Next, in today's Chrome, there isn't any way other than the prompt for the user to understand that the site they're on is an app. If the user rejects the prompt there isn't much the site can do about it. Yes, there's the "Add To Homescreen" menu item, but it doesn't differentiate between plain-old-websites and PWAs in any visual way (despite using PWA metadata if available...very confusing). As a user, I'd love a visual indicator that let me know if sites I'm on are PWAs that I could keep; this is what "ambient badging" (the next section) is about.

Lastly, as Ada noted, developers aren't in control of the prompting timing. This is intentional. In conversation with developers and users, we came to understand 2 things very clearly:

  1. Users bloody hate the web's cesspool of prompts and interstitials. It got so bad that Search finally had to do something about it, marking sites that prompted users who did nothing other than land on a page not mobile-friendly. It's hard to see how an experience like that is anything-friendly, but I digress.
  2. Web developers do not feel as though they are doing anything wrong -- or worse, feel powerless to prevent their businesses from -- prompting users in ways that create horrible experiences.

The predictable result of this situation is that if a browser allowed users to be prompted to add something to the homescreen whenever the developer wanted, the overall experience of using the web would suffer. This isn't academic: we did this wrong with Geolocation and now we're having to walk it back; through pleading, data, and yes, breaking changes. As a team that cares most about users and a healthy web ecosystem, repeating mistakes like this simply isn't acceptable. The predictable result of designing the API the way Ada and others have suggested would be that we'd have to change it later. That change would likely have been of the form "you can call this API all you want, but the prompt isn't going to show until the user has engaged with your site".

What we went with in the end is simply the same thing, but inverted: by doing all the work to make your thing a Progressive Web App, you've signaled to us that you really do want users to keep this thing to their homescreens. If the timing isn't right, Chrome, Samsung Internet, and Opera let you delay the prompt and show it at a time of your chosing later using onbeforeinstallprompt.

Where the prompt design ended up is exactly where it would have come to rest anyhow; we just short-circuited user pain and spammy experiences.

One final point on prompting: the browser controlling when prompts happen was inevitable, but doing it this way has also allowed us to iterate and experiment. Chrome continues to change the engagement heuristic used to trigger the prompt. In the last year it has fallen from requiring 3 navigations with an hour between 2 of them to only requiring that the user scroll and tap while in a site for a few minutes. All of this is a direct response to developer feedback that they'd like the prompt to trigger more often, which we're balancing with user feedback about when and how often they're prompted. We're also watching the rates at which users accept the prompts.
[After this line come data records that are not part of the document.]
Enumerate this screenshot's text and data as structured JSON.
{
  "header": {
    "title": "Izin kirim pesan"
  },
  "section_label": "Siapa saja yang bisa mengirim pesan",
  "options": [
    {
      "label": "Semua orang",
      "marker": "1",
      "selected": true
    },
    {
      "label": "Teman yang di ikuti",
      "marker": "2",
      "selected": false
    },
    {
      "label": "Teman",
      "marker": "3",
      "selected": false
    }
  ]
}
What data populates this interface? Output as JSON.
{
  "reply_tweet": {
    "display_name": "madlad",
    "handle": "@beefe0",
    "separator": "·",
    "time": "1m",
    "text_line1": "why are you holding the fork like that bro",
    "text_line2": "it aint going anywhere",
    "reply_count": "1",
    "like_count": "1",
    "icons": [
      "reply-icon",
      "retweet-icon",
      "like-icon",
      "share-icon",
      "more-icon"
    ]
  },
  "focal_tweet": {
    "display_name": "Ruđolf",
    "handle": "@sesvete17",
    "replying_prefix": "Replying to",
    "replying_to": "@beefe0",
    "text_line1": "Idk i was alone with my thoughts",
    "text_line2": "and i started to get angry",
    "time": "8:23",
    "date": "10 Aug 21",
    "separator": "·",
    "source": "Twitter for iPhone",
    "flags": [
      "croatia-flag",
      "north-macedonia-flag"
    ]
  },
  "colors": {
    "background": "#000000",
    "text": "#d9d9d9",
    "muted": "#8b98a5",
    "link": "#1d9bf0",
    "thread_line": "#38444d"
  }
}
A fall in those rates would signal that we're being too aggressive, but thus far we haven't seen a drop.

The net effect, then, has been that PWAs haven't been introduced to users as a way that they can be spammed or which they (in general) resent. This mirrors how we designed Web Notifications: unlike native apps that frequently take the installation step as carte blanche to spam users with notifications, Web Notifications are always opt-in and easily user-controlled. This sort of careful API design that takes the cumulative experience of users into account is what sets the web apart. Unlike other software ecosystems, the web is not predatory by default and we aim to keep it that way while extending its capabilities further.

Ambient Badging

But enough about what we've done; what's next? Ambient badging!

Wouldn't it be great if there were a button in the URL bar that appeared whenever you landed on a PWA that you could always tap to save it to your homescreen? A button that showed up in the top-level UI only when on a PWA? Something that didn't require digging through menus and guessing about "is this thing going to work well when launched from the homescreen?" Such a button/indicator would let us do things like say to friends, colleagues, and customers "to get the Example app, go to example.com and tap the Frobulate button".

This sort of badging doesn't require any engagement from the user; it's a non-invasive signal that says "hey, this is something you can keep!".

We're actively working on ambient badging in Chrome for Android, but I'm honestly surprised that no other browser has beat us to the punch. When combined with prompting, ambient badging solves (or I hope it will solve) the inability to "verb" PWAs, to have a common visual and conversational vocabulary around "keeping" PWAs, and dealing more elegantly with discoverability for developers who feel frustrated by the prompt's capriciousness.

App Stores

App Stores have been part of my thinking around PWAs long before they were called "PWAs". All of the technology that we use for PWAs -- Manifests, Service Workers, and URLs -- are compatible with any store that wants to list them. This, I think, is a major un-tapped area of exploration and it's not exclusionary to ambient badging or engaged-user prompting. It's possible for a browser or platform to implement one, two, or all of these mechanisms in parallel.

Imagine a future version of a desktop OS you use every day. In our ever-more App Store-mediated desktop OSes, it seems natural to go looking for apps to "keep" there. In this sense, App Stores are search engines for "keepable" experiences. PWAs are exactly that: keepable experiences. The meta-data around listing and installation are all available and no separate bundle or package needs to be made. All the app store in question needs to do is to verify that the person listing the app is actually the owner, that the app meets whatever legal guidelines they enforce, and that the site meets the PWA criteria. Most of this is automatable and all of it is possible with the PWA technology we've deployed already. To the extent that changes are necessary to support it, the Manifest spec is explicitly designed to be extensible.

App Stores are another area where I'm surprised that we haven't seen more non-Chrome innovation. Can't wait to see what happens there next. PWAs are great fit for these "keepable experience" search engines.

Search

If PWAs are by-design App Store-compatible -- assuming those stores want to allow them to be listed and "kept" and aren't just pursuing proprietary visions where businesses pay exhorbitantly to re-develop for each platform and form-factor -- then Search engines are the proto-App Store.

It's possible to imagine Bing.com supporting specially highlighted & badged links that can be opened stand-alone by default if the resulting URL is a PWA...say a separate "open standalone" link next to a result. It's also possible to imagine separate "keep and visit" buttons in search results for URLs that are part of PWAs. Again, this future has been part of my thinking around distribution for PWAs for a long, long time, but it has only relatively recently become possible for crawlers to detect and enforce the quality bar that PWAs set.

Obviously, I have no inside information about what Bing's engineers think the future should look like, but if it seems natural for search engines to list Native Apps (which they do today), then this also seems mighty reasonable.

The Limits of "Keep" Are PWAs Strength

We've got pretty strong data from native app ecosystems that users don't use many apps, uninstall heavily, and in general find installation frustrating and taxing.

What's important about PWAs, then, is that they are OG "streamable apps". Most users won't install most PWAs most of the time, and that's fine. Hoping for more is how the tech industry found itself over-funding a gold rush only to reap the predictable consequences. The notion that native apps are "better" has largely been a self-reenforcing mantra borne of a Silicon Valley monoculture wherein the needs of billions are simply presumed (without investigation) to be the same as the behaviors of VC's kids, nephews/nieces, and close associates.

It's maddening. It's idiotic. But it's also why the web has a shot. Bubbles burst and the web will finally be ready to pick up the slack when this one does.